Of note is T’Nia Miller, whom I first discovered watching Foundation. Miller plays Cherise Norlund, head of the Research Institute and the person who wants Flynn and Burton dead. Miller has a magnetic quality to her performances, and her portrayal of the calculating and sadistic Norlund is a high point of the show.
Alexandra Billings arrives late in the series as the slick Inspector Ainsley Lowbeer, a high-ranking officer in the Metropolitan police. Lowbeer is smart to the point of being able to anticipate responses and out-maneuver just about everyone. She also has the uncanny ability to pull the truth out of people. The character is the first real match for Charise Norlund. Where Flynne charges in fists and feet flying, Lowbeer uses wit and the immense technological assets at her disposal. Behind the scenes, Billings discussed the challenge of rendering Lowbeer’s distinct clipped accent and manner but pulls both off to resounding success.
Jack Reynor plays Burton, Flynne’s traumatized Marine brother. Our initial impressions of Burton shift over the first episode. Hot-headed and often dismissive of his sister, he is nonetheless committed to keeping Flynne and Ella safe at any cost.
Gary Carr as Wilf Netherton brings a nuanced innocence to the character, despite hints of a dark and violent past. Wilf is a childhood friend of Lev Zubov, played by J.J. Feild, one of the ruthless Klept crime family that both keeps order and conducts its own covert affairs. Feild contrasts Zubov’s cold, calculating cruelty with warmth and charm, a trait of many of the most powerful characters in the story.
In the “present” day, Louis Herthum portrays drug lord Corbell Pickett. Like Zubov and Norlund, Pickett believes he is doing what is best for the town he controls and uses a smug charm to veil cold-blooded murder and violence.
The Peripheral is mostly good storytelling that unfortunately loses steam in the final thirty or so minutes of the season. The cliffhanger ending feels more like a mid-season finale than a season-ending one. Virtually nothing is resolved, and a few twists and turns are confusing.
The surreal glimpses of a dystopian future London make for eye-popping visuals, as do the seemingly magical technological feats. Squeamish viewers may find the violence a tad too gruesome, and the writers are not above tragic and brutal deaths delivered in full view of the audience.
Language can be heavy, but sex and nudity are mostly absent.
Existential musings are also heavy as the characters grapple with the reality of multiple realities and versions of themselves. Alternate universes are created and exploited at the press of a button in The Peripheral. While religion is not present in the story, one can’t help but wonder at the theological implications of a multiverse.
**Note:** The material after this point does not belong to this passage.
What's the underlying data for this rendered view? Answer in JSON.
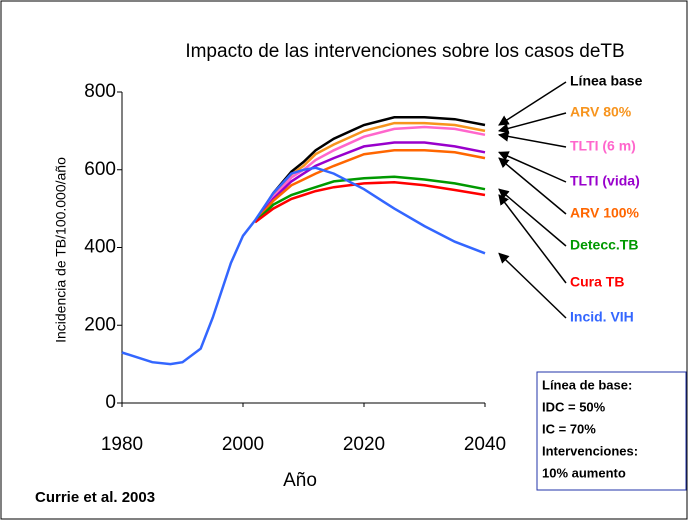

Ultimately, The Peripheral is worth watching. Gibson has penned a sequel and is at work on a third book to conclude a trilogy. We’ve been promised at least one more season, and for now, I’m willing to stick with this show and see where it takes us.
The Bottom Line
The Peripheral is worth watching for those who can handle the language and occasional squirm-worthy violence. The cliffhanger season ending is unsatisfying, but not unforgivable.